Emergency expense. You might not have much of a choice if you need to buy an essential item or pay off a home or auto repair bill but don't have the cash or credit on hand to make the purchase. If possible, it's best to work with a trusted, conventional lender rather than one that charges high interest rates.
Consolidating high-interest debt. Obtaining a personal loan with an interest rate that is lower than your credit card interest rate and allows you to consolidate it into one payment might be worth considering.
[Read: Best Debt Consolidation Loans.]
Alternatives to a Co-Signed Personal Loan
Before you pursue a co-signed personal loan, consider these alternatives:
Borrow from friends or family. If you have an expense that you can't cover, you might be able to get help from a family member or friend. The payment plan should be in writing and might need to include interest. Keep up with payments or you might permanently strain your relationship.

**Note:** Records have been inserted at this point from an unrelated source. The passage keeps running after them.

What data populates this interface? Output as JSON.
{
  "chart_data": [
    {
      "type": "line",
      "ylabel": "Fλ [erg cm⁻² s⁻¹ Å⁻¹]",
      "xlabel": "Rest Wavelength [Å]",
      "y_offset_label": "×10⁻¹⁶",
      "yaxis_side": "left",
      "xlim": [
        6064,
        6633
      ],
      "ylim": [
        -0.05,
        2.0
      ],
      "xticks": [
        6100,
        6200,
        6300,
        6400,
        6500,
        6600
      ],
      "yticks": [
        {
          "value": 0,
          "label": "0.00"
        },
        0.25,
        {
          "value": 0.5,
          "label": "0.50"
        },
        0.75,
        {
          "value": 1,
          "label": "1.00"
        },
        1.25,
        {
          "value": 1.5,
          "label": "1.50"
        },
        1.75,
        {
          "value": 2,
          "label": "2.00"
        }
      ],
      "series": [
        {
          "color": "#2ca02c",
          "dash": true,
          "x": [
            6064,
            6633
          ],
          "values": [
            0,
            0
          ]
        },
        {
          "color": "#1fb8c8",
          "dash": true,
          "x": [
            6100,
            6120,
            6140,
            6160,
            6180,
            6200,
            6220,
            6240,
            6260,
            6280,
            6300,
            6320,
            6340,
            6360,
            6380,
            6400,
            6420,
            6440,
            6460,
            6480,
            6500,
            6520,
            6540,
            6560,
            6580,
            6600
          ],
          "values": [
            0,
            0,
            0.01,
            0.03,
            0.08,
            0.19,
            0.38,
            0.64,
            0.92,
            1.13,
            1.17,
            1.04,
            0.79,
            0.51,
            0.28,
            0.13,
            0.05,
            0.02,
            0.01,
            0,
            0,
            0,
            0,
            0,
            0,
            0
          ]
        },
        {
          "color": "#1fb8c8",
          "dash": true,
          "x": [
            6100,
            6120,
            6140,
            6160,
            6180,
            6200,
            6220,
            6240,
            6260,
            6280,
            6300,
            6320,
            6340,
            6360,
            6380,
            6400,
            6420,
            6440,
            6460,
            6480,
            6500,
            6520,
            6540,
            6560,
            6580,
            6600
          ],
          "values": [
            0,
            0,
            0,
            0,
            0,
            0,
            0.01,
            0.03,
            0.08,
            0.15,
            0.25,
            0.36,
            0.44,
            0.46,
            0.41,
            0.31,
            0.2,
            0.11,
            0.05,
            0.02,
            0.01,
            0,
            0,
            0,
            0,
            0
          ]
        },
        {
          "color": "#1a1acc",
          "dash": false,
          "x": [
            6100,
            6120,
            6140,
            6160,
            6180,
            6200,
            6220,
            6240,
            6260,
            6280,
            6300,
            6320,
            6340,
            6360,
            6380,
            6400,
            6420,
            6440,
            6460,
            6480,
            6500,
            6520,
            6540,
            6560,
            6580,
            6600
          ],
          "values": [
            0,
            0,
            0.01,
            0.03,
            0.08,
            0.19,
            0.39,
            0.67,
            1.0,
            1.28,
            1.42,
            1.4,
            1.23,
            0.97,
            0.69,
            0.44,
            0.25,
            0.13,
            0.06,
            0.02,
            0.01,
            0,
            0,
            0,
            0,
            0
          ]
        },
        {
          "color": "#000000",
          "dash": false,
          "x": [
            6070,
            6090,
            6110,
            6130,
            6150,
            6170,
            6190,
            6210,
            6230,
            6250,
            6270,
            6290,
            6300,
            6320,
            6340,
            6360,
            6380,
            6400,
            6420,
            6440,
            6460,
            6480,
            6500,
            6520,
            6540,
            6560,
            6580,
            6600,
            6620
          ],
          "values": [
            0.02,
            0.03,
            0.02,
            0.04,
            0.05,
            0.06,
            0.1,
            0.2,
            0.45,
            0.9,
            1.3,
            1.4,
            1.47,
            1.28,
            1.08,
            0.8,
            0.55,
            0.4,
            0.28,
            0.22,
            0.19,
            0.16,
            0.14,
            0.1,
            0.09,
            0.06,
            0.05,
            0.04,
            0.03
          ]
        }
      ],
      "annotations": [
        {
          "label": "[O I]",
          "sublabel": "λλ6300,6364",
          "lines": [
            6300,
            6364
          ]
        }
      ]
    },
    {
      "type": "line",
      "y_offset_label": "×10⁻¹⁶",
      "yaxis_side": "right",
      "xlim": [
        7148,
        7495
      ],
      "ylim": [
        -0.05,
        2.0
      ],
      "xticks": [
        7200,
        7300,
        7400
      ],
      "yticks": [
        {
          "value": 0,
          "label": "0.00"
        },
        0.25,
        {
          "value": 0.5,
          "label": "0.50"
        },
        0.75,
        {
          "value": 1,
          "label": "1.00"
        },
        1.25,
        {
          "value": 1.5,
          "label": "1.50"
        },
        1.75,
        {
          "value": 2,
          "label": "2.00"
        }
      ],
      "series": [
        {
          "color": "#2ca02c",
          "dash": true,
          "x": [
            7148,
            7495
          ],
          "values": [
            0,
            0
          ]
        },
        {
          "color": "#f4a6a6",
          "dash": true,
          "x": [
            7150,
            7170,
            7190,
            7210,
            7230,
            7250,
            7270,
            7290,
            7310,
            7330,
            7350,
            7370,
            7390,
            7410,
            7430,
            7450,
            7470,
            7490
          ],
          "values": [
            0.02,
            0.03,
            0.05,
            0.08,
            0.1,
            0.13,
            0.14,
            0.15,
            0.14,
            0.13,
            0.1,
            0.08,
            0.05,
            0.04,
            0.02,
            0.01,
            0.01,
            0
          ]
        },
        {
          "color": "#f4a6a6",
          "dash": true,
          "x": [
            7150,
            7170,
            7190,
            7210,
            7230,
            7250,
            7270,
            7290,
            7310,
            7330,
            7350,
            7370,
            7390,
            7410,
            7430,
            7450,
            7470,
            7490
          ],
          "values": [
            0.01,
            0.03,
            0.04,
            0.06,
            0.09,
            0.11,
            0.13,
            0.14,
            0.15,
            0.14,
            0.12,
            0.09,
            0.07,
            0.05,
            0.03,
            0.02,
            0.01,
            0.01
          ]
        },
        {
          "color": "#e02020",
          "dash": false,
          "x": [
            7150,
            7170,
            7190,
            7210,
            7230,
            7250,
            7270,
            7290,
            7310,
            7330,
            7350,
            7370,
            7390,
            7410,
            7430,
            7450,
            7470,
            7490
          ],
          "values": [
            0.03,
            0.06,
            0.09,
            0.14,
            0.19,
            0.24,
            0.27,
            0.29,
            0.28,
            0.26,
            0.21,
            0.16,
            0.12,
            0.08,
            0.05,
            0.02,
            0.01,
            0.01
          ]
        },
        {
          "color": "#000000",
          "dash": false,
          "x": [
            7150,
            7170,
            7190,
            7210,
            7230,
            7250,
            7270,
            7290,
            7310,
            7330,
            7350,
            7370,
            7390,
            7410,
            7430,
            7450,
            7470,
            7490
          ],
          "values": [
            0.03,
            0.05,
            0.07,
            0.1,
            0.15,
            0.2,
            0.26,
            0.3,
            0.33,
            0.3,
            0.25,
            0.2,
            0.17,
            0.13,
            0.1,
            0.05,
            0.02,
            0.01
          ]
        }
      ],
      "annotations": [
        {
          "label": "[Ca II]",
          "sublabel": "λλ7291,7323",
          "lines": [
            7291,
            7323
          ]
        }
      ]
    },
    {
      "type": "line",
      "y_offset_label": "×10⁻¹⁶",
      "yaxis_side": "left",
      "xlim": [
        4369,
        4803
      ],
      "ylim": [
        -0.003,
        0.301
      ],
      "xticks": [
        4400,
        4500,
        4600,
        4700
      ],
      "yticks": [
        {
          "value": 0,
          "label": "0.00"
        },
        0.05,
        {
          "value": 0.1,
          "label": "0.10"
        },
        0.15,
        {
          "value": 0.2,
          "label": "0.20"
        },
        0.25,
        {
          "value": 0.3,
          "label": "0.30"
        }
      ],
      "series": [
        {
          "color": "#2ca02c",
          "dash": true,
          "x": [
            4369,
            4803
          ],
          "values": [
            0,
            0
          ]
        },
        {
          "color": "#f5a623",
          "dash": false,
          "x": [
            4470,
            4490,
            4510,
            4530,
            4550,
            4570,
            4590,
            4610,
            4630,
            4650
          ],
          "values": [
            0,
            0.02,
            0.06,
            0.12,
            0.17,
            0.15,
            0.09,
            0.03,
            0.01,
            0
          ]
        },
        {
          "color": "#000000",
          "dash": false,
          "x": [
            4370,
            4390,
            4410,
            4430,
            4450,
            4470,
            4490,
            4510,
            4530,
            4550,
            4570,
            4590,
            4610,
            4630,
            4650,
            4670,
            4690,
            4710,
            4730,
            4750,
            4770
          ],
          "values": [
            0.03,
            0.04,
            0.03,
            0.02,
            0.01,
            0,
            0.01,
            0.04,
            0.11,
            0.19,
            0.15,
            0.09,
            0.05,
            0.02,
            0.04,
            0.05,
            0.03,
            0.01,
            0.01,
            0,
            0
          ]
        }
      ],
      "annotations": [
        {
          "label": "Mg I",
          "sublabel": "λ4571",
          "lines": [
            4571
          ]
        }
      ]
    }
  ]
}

Pursue financing plans. If you need a personal loan to pay for an unanticipated expense like a major appliance, home repair or medical bill, check with the company to see if there is financing available. You might be able to purchase a furnace, for instance, on a low-interest payment plan over a year or so.
Be patient. Once you get a personal loan, your pool of available spending money will shrink while you pay it off. That can put a major strain on your ability to pay down other debt, save and pay for ongoing and unexpected expenses. If you're thinking about getting a loan, make sure it's going to pay for something you need, not just an item you want.
"As a financial coach, I always tell my clients patience is a virtue," Long says.